Prince's Ex-Wife Blasts Sinead O'Connor Claims About Him Abusing Women and Hard Drugs

Prince's ex-wife Mayte Garcia is blasting Sinead O'Connor for her recently surfaced accusations [...]

Prince's ex-wife Mayte Garcia is blasting Sinead O'Connor for her recently surfaced accusations against the pop music icon that he was violent toward women and that he abused hard drugs.

Garcia, who was married to Prince from 1996 to 2000, told TMZ that Prince was never violent with her — and that she never saw him be violent with anyone. She also told the news outlet that he didn't partake in hard drugs while they were married, and that she saw him drunk only once.

Garcia's skepticism comes days after Carver County Sheriff's Office made public audio from an interview between O'Connor and police that took place less than two week's after Prince's April 2016 death. In the interview, which was part of an investigation into his death that was recently made public, O'Connor claimed Prince was a violent person.

"He had been extremely violent to a number of women in his life, including myself, and several women were put in the hospital while Prince was under the effects of these medications," O'Connor said.

The Irish singer, whose biggest hit "Nothing Compares 2 U" was written by Prince, also claimed Prince did "hard drugs commonly" and claimed that he had a drug problem throughout his entire life.

"I've seen him in very frightening conditions after using drugs," O'Connor said. "Now, I cannot say that I ever saw him use the drugs. I never saw him actually take them. He would retire to another room to take whatever the drugs were. When he would come out of the room, he would be very violent, very aggressive. His eyeballs would disappear, literally, from his eyes. They vanished."

Garcia also denied O'Connor's claims that Prince took part in "devil worship," calling that assertion "ridiculously wrong."
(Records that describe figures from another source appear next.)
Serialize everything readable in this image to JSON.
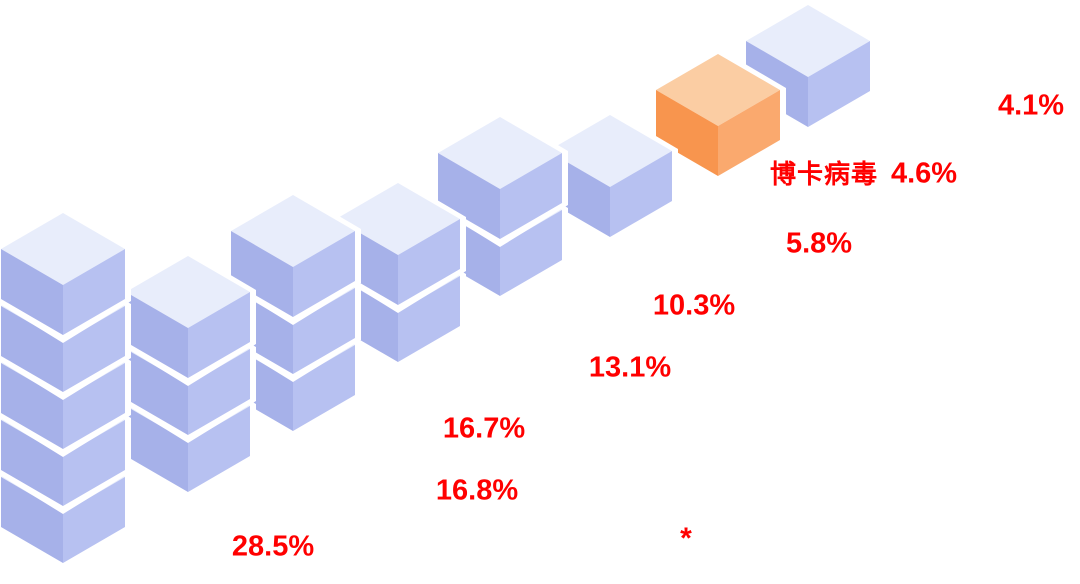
{
  "chart_data": {
    "type": "bar",
    "variant": "isometric-cube-stack-chart",
    "title": "",
    "xlabel": "",
    "ylabel": "",
    "axes": "none",
    "grid": false,
    "legend_position": "none",
    "categories": [
      "",
      "",
      "",
      "",
      "",
      "",
      "博卡病毒",
      ""
    ],
    "bars": [
      {
        "name": "",
        "value": 28.5,
        "value_label": "28.5%",
        "cubes": 5,
        "highlighted": false
      },
      {
        "name": "",
        "value": 16.8,
        "value_label": "16.8%",
        "cubes": 3,
        "highlighted": false
      },
      {
        "name": "",
        "value": 16.7,
        "value_label": "16.7%",
        "cubes": 3,
        "highlighted": false
      },
      {
        "name": "",
        "value": 13.1,
        "value_label": "13.1%",
        "cubes": 2,
        "highlighted": false
      },
      {
        "name": "",
        "value": 10.3,
        "value_label": "10.3%",
        "cubes": 2,
        "highlighted": false
      },
      {
        "name": "",
        "value": 5.8,
        "value_label": "5.8%",
        "cubes": 1,
        "highlighted": false
      },
      {
        "name": "博卡病毒",
        "value": 4.6,
        "value_label": "4.6%",
        "cubes": 1,
        "highlighted": true
      },
      {
        "name": "",
        "value": 4.1,
        "value_label": "4.1%",
        "cubes": 1,
        "highlighted": false
      }
    ],
    "footnote_marker": "*"
  },
  "colors": {
    "background": "#FFFFFF",
    "label_text": "#FF0000",
    "gap": "#FFFFFF",
    "cube_default": {
      "top": "#E8EDFB",
      "left": "#A6B1E9",
      "right": "#B7C1F1"
    },
    "cube_highlight": {
      "top": "#FBCDA3",
      "left": "#F8954E",
      "right": "#FAA96E"
    }
  }
}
"I strongly deny that in his honor," Garcia told TMZ.

Prince died from an accidental fentanyl overdose at 57 years old. Fentanyl is a synthetic opioid 50 times more powerful than heroin. After a two-year investigation into his death, Carver County Attorney Mark Metz announced last week that no criminal charges will be filed in the musician's death.

One Minneapolis doctor who was accused of illegally prescribing an opioid painkiller for Prince a week before he died agreed to pay $30,000 last week in a settlement of a federal civil violation.

While federal prosecutors said Dr. Michael Todd Schulenberg is not currently a target of any criminal investigation, the $30,000 settlement is a result of a violation of the Controlled Substances Act for writing a prescription in the name someone else on April 14, 2016.

The settlement does not name Prince or make any references to the Prince investigation. However, previously-released search warrants say Schulenberg told authorities he prescribed oxycodone to Prince on April 14 and put it under the name of Prince's bodyguard and friend, Kirk Johnson, "for Prince's privacy."